Göğüs hastalıkları uzmanı Prof. Dr. Sinem Güngör’e göre, yangınla birlikte havaya karışan zehirli gazlar sadece ciğerleri değil, kalbi, cildi ve hatta sinir sistemini dahi etkileyebilir. Bu etkiler, yangın bölgesinden kilometrelerce uzaktaki kişileri bile sağlık riskiyle karşı karşıya bırakıyor.
Hava değil, zehir soluyoruz
Yangın sırasında oluşan yoğun duman; karbonmonoksit, partikül madde ve toksik kimyasallarla birlikte havayı kirletiyor.

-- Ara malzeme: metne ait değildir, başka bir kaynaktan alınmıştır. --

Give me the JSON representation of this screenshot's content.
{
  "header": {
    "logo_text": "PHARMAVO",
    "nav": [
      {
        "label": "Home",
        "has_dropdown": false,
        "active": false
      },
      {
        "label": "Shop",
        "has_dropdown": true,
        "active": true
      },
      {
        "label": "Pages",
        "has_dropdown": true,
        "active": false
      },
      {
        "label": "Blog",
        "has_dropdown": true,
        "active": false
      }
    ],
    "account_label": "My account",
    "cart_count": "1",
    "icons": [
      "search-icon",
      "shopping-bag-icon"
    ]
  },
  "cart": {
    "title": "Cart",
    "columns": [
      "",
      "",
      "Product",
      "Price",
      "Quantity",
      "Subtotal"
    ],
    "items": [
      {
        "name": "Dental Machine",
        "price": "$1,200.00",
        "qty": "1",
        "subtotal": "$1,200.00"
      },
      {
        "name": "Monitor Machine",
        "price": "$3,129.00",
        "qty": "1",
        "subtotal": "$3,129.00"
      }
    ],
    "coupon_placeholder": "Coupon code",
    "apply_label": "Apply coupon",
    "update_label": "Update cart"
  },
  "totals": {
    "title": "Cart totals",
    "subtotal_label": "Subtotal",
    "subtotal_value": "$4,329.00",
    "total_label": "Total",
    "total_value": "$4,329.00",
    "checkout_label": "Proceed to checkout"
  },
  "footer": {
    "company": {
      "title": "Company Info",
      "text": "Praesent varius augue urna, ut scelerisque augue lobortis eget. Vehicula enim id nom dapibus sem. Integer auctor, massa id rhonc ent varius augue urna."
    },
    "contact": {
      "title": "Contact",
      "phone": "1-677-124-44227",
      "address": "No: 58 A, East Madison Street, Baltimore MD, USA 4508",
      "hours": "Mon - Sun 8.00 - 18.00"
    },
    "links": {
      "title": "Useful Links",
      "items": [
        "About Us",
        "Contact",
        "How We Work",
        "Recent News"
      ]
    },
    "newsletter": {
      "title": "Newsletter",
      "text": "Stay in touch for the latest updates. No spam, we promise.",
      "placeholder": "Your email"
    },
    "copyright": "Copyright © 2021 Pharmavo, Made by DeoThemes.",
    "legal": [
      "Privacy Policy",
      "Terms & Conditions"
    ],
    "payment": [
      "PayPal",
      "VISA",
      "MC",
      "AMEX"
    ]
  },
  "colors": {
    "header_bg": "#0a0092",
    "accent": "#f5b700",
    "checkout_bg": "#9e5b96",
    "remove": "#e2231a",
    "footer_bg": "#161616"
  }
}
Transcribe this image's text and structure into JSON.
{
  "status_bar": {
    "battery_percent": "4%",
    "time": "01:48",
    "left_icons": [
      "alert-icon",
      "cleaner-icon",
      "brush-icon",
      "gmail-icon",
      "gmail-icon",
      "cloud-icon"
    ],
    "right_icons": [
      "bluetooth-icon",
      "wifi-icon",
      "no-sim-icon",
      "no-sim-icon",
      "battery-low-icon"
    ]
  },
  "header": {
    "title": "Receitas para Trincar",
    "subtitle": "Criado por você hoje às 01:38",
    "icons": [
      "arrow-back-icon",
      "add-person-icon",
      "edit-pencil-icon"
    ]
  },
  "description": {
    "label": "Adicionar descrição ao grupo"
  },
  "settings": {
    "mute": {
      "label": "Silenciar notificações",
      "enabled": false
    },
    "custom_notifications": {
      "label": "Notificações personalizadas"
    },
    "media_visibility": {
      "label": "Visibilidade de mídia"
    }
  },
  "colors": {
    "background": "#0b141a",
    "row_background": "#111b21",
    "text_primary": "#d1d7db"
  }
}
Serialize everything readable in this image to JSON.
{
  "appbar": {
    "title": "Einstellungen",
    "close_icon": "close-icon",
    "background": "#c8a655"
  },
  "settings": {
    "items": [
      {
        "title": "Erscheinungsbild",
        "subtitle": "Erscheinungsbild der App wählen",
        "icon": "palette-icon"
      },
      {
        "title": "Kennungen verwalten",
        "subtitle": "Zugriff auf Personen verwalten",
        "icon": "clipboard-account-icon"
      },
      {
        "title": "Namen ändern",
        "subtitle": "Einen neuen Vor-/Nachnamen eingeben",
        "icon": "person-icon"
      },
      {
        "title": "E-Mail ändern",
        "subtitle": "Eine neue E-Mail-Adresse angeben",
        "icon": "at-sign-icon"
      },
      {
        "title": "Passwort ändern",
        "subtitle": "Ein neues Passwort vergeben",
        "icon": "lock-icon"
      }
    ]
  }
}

Bu karışıma uzun süre maruz kalmak, özellikle çocuklar, yaşlılar, kronik rahatsızlığı olanlar ve hamileler için ciddi sonuçlar doğurabiliyor. En sık karşılaşılan belirtiler arasında göğüste baskı hissi, nefes almada zorlanma, sürekli öksürük, göz yanması ve halsizlik yer alıyor.
Basit belirtiler yanıltıcı olabilir
Yangınla teması olan sağlıklı bireylerde bile 24 saat sonra geçmeyen şikayetlerin ciddiye alınması gerektiğini belirten Prof. Dr. Güngör, “Bu tür durumlarda geç kalmak, akciğerlerde iltihaplanmaya, hatta kronik solunum sorunlarına zemin hazırlayabilir” uyarısında bulunuyor.
Maskenin türü, korunma düzeyini belirliyor
Bez veya cerrahi maskeler, dumanın taşıdığı zararlı partiküllere karşı yeterli koruma sağlamıyor. Uzmanlara göre, N95 veya eşdeğer filtreli maskeler tercih edilmeli. İç mekânlarda ise pencere ve kapıların kapalı tutulması, hava temizleyici cihazlarla ortamın filtrelenmesi öneriliyor.
Kronik hastalığı olanlar daha dikkatli olmalı
Özellikle KOAH, astım ve kalp hastalığı bulunan bireylerde yangın dumanı, mevcut sorunları ağırlaştırabilir. Gece uykudan uyandıran nefes darlığı, konuşma güçlüğü, çarpıntı ve halsizlik gibi şikayetler derinleşiyorsa vakit kaybetmeden sağlık kuruluşuna başvurulmalı.
Bir doğa olayı, halk sağlığı krizine dönüşebilir
Orman yangınlarının sadece çevresel değil, aynı zamanda tıbbi bir acil duruma dönüştüğünü vurgulayan uzmanlar, semptomların geçmesini beklemeden sağlık kontrollerinin yapılmasını tavsiye ediyor. Erken müdahale, hem kısa vadede tedaviyi kolaylaştırıyor hem de uzun vadeli solunum hastalıklarının önüne geçebiliyor.